A current source will attempt to output a constant current no matter the load attached to it. It will do this by adjusting the output voltage until it either can raise it no further (limit of it's upward adjustment range) or lower it no further (it will produce insufficient voltage to operate itself and shutdown).
This works via Ohm's law (V = I R) such that increasing the voltage will increase the current flowing and decreasing the voltage will decrease the current. The system is active and senses it's output current (while adjusting its output voltage) until the output current equals the number printed on the label (in this case 600mA).
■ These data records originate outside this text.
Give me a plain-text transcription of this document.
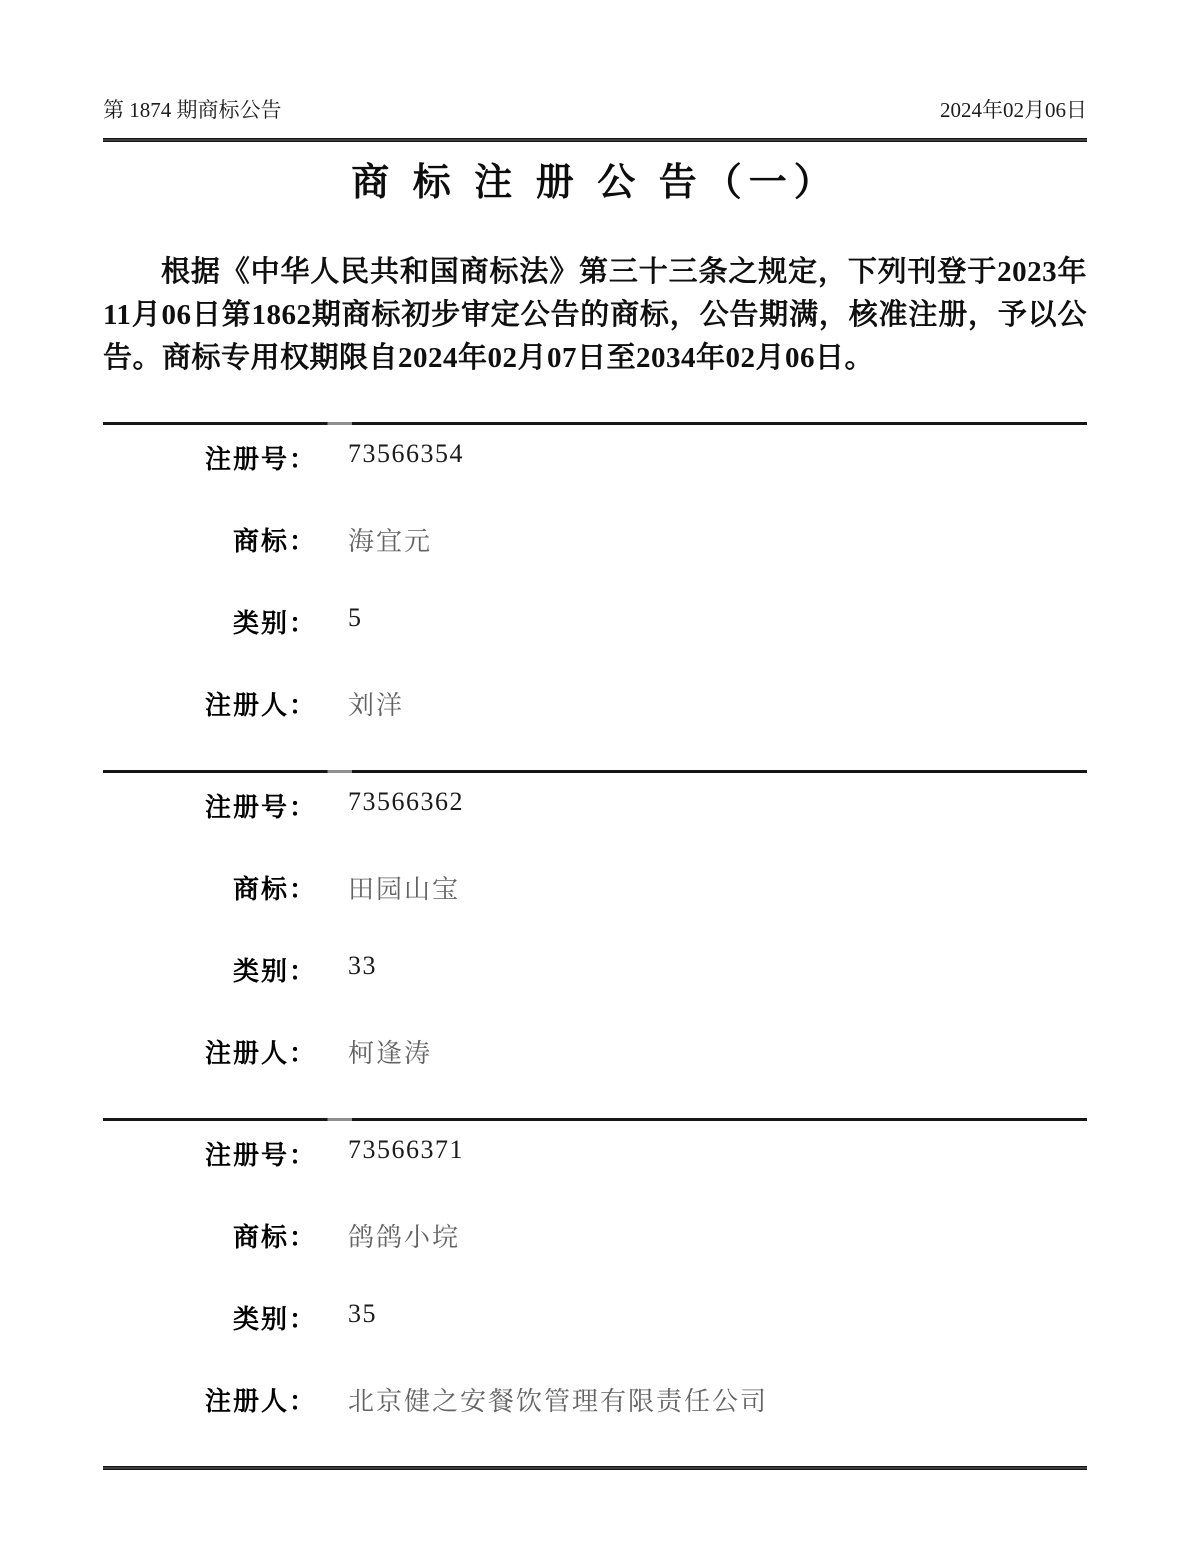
第 1874 期商标公告	2024年02月06日
商 标 注 册 公 告（一）

根据《中华人民共和国商标法》第三十三条之规定，下列刊登于2023年11月06日第1862期商标初步审定公告的商标，公告期满，核准注册，予以公告。商标专用权期限自2024年02月07日至2034年02月06日。

注册号： 73566354
商标： 海宜元
类别： 5
注册人： 刘洋
注册号： 73566362
商标： 田园山宝
类别： 33
注册人： 柯逢涛
注册号： 73566371
商标： 鸽鸽小垸
类别： 35
注册人： 北京健之安餐饮管理有限责任公司
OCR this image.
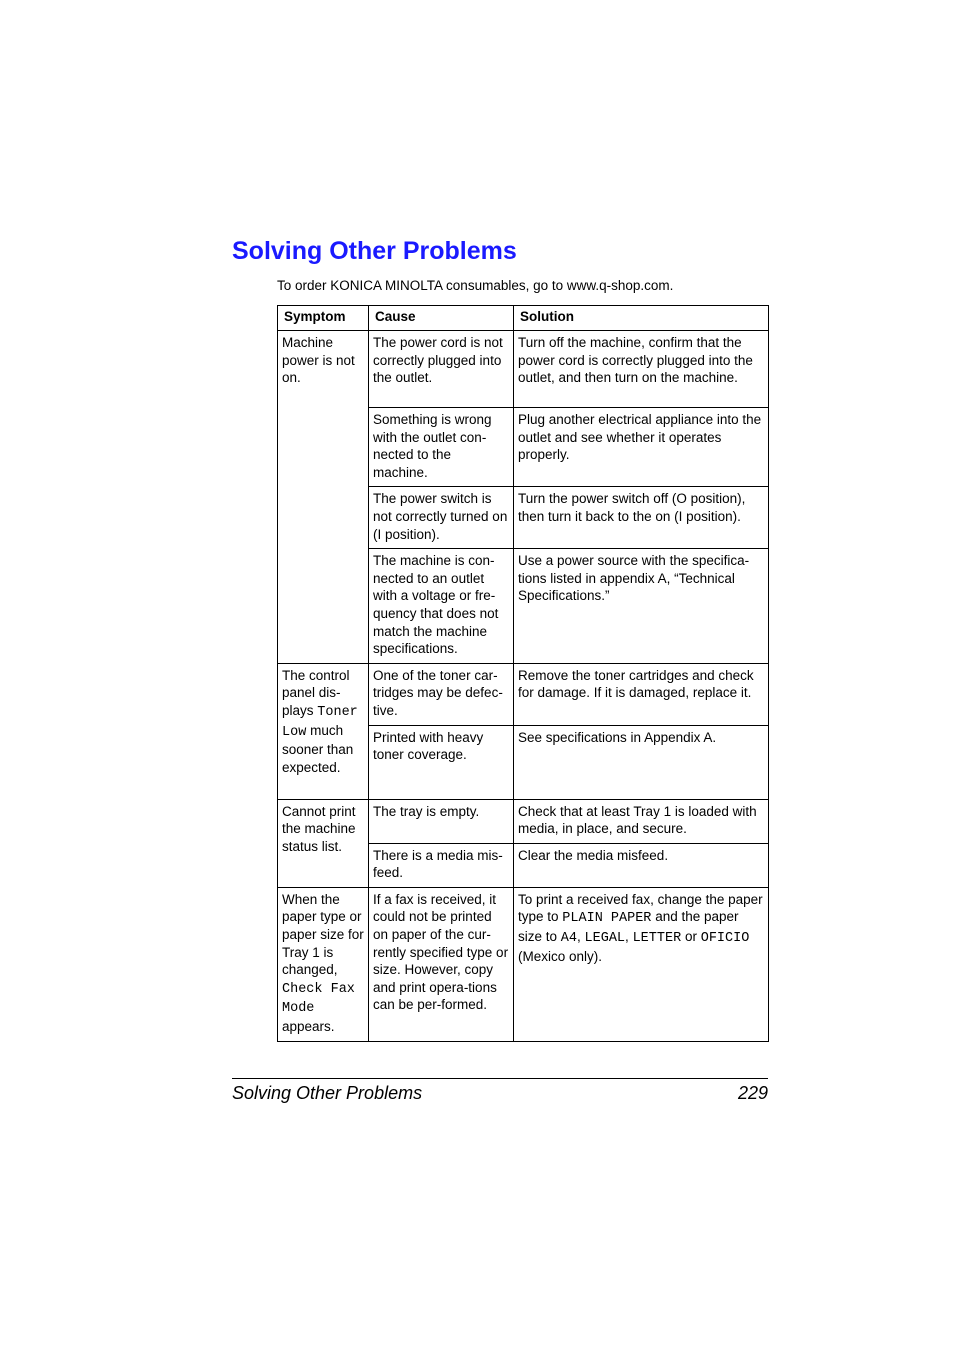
Solving Other Problems
To order KONICA MINOLTA consumables, go to www.q-shop.com.
Symptom	Cause	Solution
Machine power is not on.	The power cord is not correctly plugged into the outlet.	Turn off the machine, confirm that the power cord is correctly plugged into the outlet, and then turn on the machine.
	Something is wrong with the outlet con-nected to the machine.	Plug another electrical appliance into the outlet and see whether it operates properly.
	The power switch is not correctly turned on (I position).	Turn the power switch off (O position), then turn it back to the on (I position).
	The machine is con-nected to an outlet with a voltage or fre-quency that does not match the machine specifications.	Use a power source with the specifica-tions listed in appendix A, “Technical Specifications.”
The control panel dis-plays Toner Low much sooner than expected.	One of the toner car-tridges may be defec-tive.	Remove the toner cartridges and check for damage. If it is damaged, replace it.
	Printed with heavy toner coverage.	See specifications in Appendix A.
Cannot print the machine status list.	The tray is empty.	Check that at least Tray 1 is loaded with media, in place, and secure.
	There is a media mis-feed.	Clear the media misfeed.
When the paper type or paper size for Tray 1 is changed, Check Fax Mode appears.	If a fax is received, it could not be printed on paper of the cur-rently specified type or size. However, copy and print opera-tions can be per-formed.	To print a received fax, change the paper type to PLAIN PAPER and the paper size to A4, LEGAL, LETTER or OFICIO (Mexico only).
Solving Other Problems	229
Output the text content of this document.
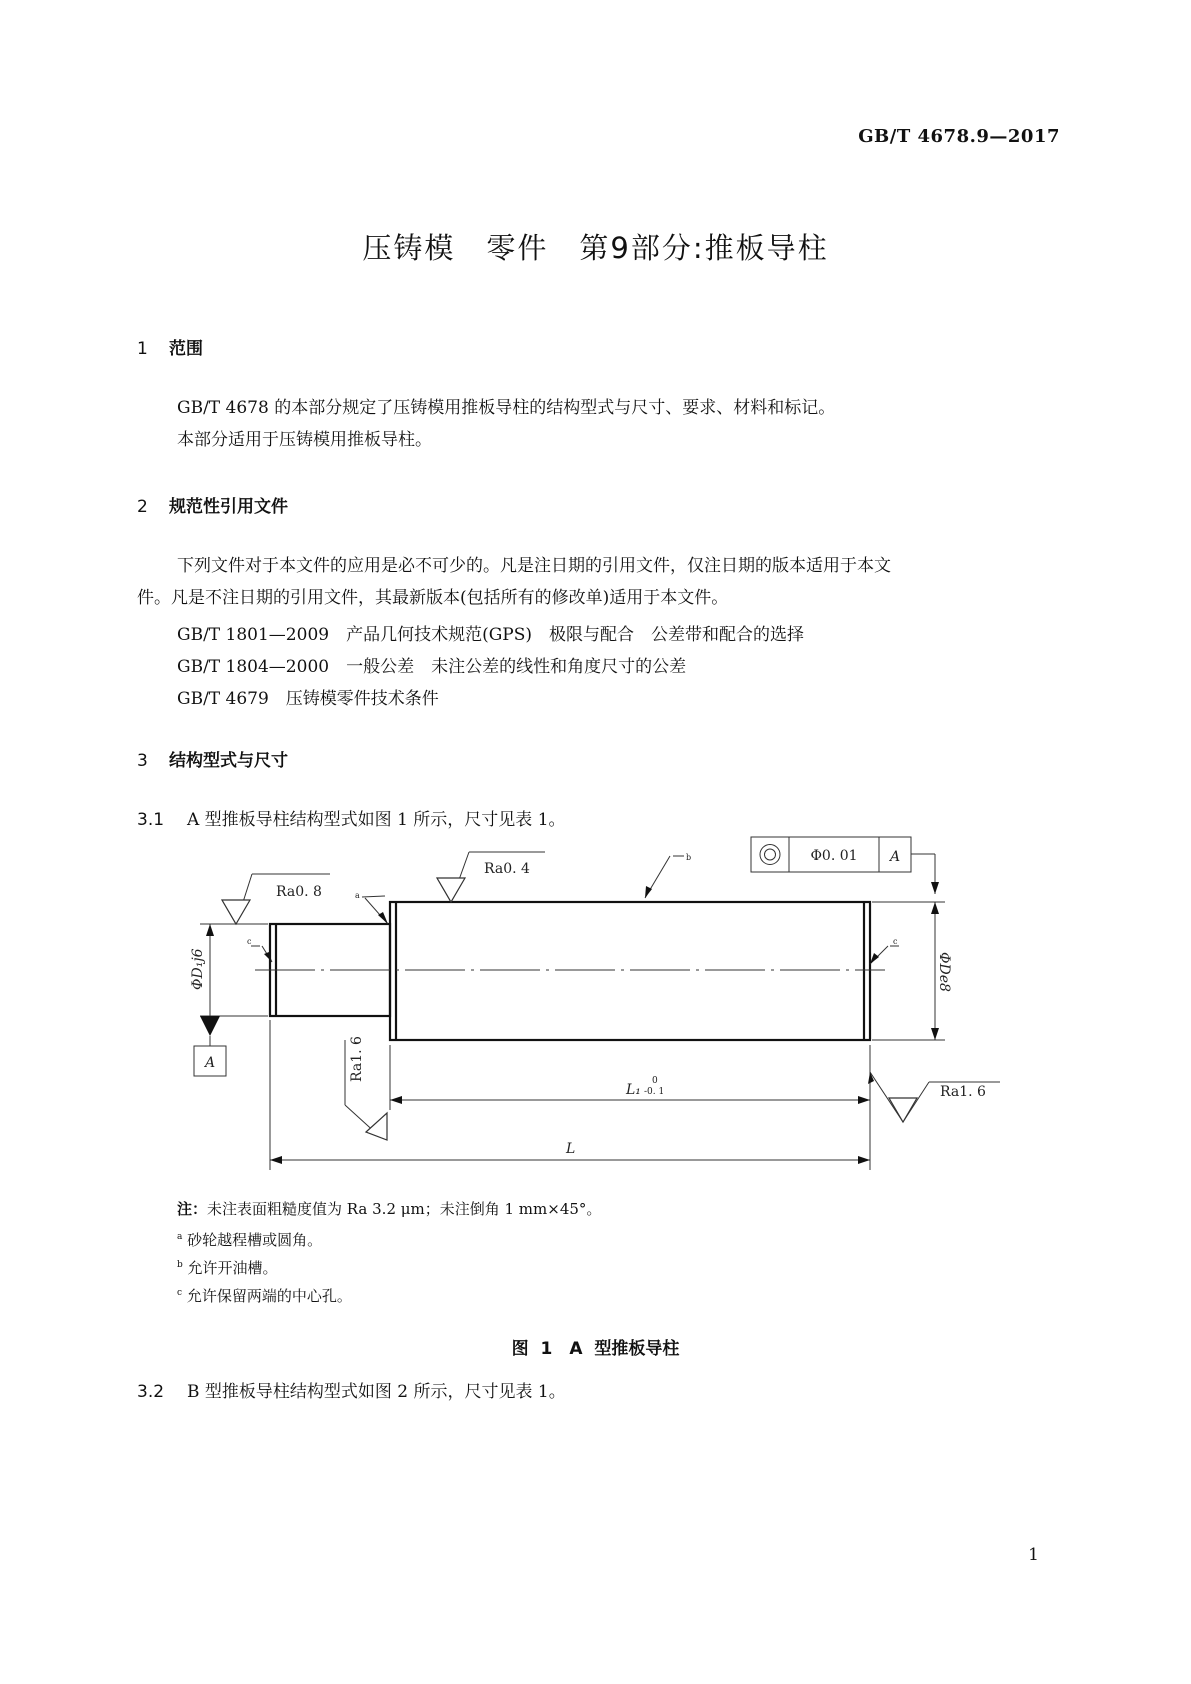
GB/T 4678.9—2017
压铸模　零件　第9部分:推板导柱
1 范围
GB/T 4678 的本部分规定了压铸模用推板导柱的结构型式与尺寸、要求、材料和标记。
本部分适用于压铸模用推板导柱。
2 规范性引用文件
下列文件对于本文件的应用是必不可少的。凡是注日期的引用文件，仅注日期的版本适用于本文
件。凡是不注日期的引用文件，其最新版本(包括所有的修改单)适用于本文件。
GB/T 1801—2009　产品几何技术规范(GPS)　极限与配合　公差带和配合的选择
GB/T 1804—2000　一般公差　未注公差的线性和角度尺寸的公差
GB/T 4679　压铸模零件技术条件
3 结构型式与尺寸
3.1 A 型推板导柱结构型式如图 1 所示，尺寸见表 1。
A
Φ0. 01 A
Ra0. 8
Ra0. 4
Ra1. 6
Ra1. 6
ΦD₁j6	ΦDe8
L₁
0
-0. 1
L
a
b
c	c
注：未注表面粗糙度值为 Ra 3.2 μm；未注倒角 1 mm×45°。
$^a$ 砂轮越程槽或圆角。
$^b$ 允许开油槽。
$^c$ 允许保留两端的中心孔。
图 1　A 型推板导柱
3.2 B 型推板导柱结构型式如图 2 所示，尺寸见表 1。
1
If nothing (or too little load) is attached, it will output it's maximum voltage as it keeps trying to increase voltage to get increased current... and vice versa if too much load is attached.
Driving LED's
If your LED's are connected as parallel strings of series lights, they will need to be driven by a voltage source. This configuration is cheaper to design and build, but more difficult to install and subject to greater line losses as the LED strings get bigger (since you need to bring the full voltage of the power supply all the way to the end of the line).
If your LED's are connected in series (one to the next), then the same current that drives one light will drive the next. This configuration is used in most higher-end architectural lighting. You use a current source to ensure that no matter how many lights are on the string, the current output remains the same. The advantages are that you can easily add lights to existing strings without worry. The fact that current flows through all lights ensures that voltage losses in the line are minimal (most efficient power distribution). And, LED light output is proportional to current so a current driven approach best ensures uniformity of light output.
There are some limitations however. Current drivers are more expensive as they are produced in lower quantities and have to be matched to the exact fixtures being used. The fixtures must all be the same so that they have the same light-to-current relationship and will not be too dim (or burn up) under the constant current value applied. Series wiring of light fixtures is inconvenient in some installations.